Did you ever thought about performing outside Romania with False Reality?
Of course we thought about that, and we’d really like to perform outside Romania. Given the fact that we’re collaborating with Graham Robinson and his Anglo-Saxon Booking Agency, we might be given this opportunity even this year. It is a very important step for a band to cross the borders of its native country, but we must plan this step carefully and take into consideration all the risks involved.
What are your musical preferences nowadays and what is your opinion about the Romanian metal scene?
Frankly, I don’t really have much time to just relax and actually listen to music nowadays, since my day job and the activities with the two musical projects that I’m a part of keep me really busy. I think that I mostly listen to music while driving. I try to find new music usually following recommendations from friends, but I always go back to my favorites (the list is very long, but if I must name some from the metal/rock scene they are Dream Theater, Opeth and Pink Floyd). Of course, I listen to a variety of musical styles, since I believe the genre is less important, while the main focus should be creating quality and composing and performing from the soul.

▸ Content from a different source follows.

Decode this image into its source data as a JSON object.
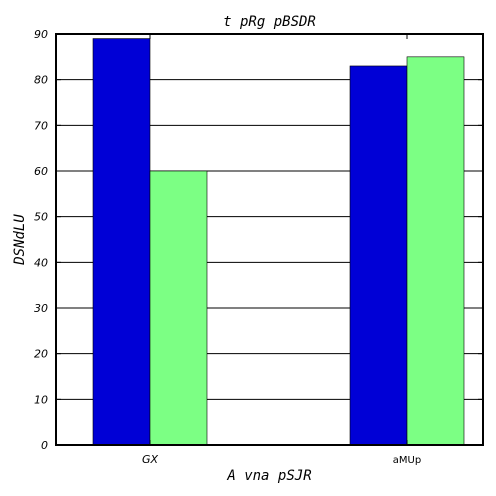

The Romanian metal scene has been rising and rising in the last 10-15 years. Every now and then I see broken up bands getting back together and playing again, which was our case with False Reality too, I see old bands still performing and also new bands appearing, I see a lot of different styles and I see quality bands that could have easily been headlining big festivals, if they had the luck of being promoted by big labels and supported financially and logistically. The aspect that really feels good about our metal scene is that we have a good depth of the age interval of people involved in the metal scene, as opposed to the 90’s. You get to see artists past their youth still dedicated to creating and performing at maximum levels, beside youngsters barely turning 18, and also you get to see older people in the crowd, being the heart and soul of an audience. I think the Romanian metal scene is really starting to become more mature and versatile and I’m sure it will keep improving. Sadly, we had Colectiv where a lot of good people from the scene departed, reminding us we’re not immortal, nor are we always safe, but it’s up to us to remember them and thus to keep doing what we love.
Thank you very much for your time Luci and hope to hear from you very soon. Do you want to add something at the end of our discussion?
Thank you very much as well, Bogdan!
I want to take this opportunity to remind all of you to support your local metal underground scene, especially the acts you enjoy, because the underground scene is the birthing pool of the next rockstars and the bands really need all the help they can get in this period of their existence!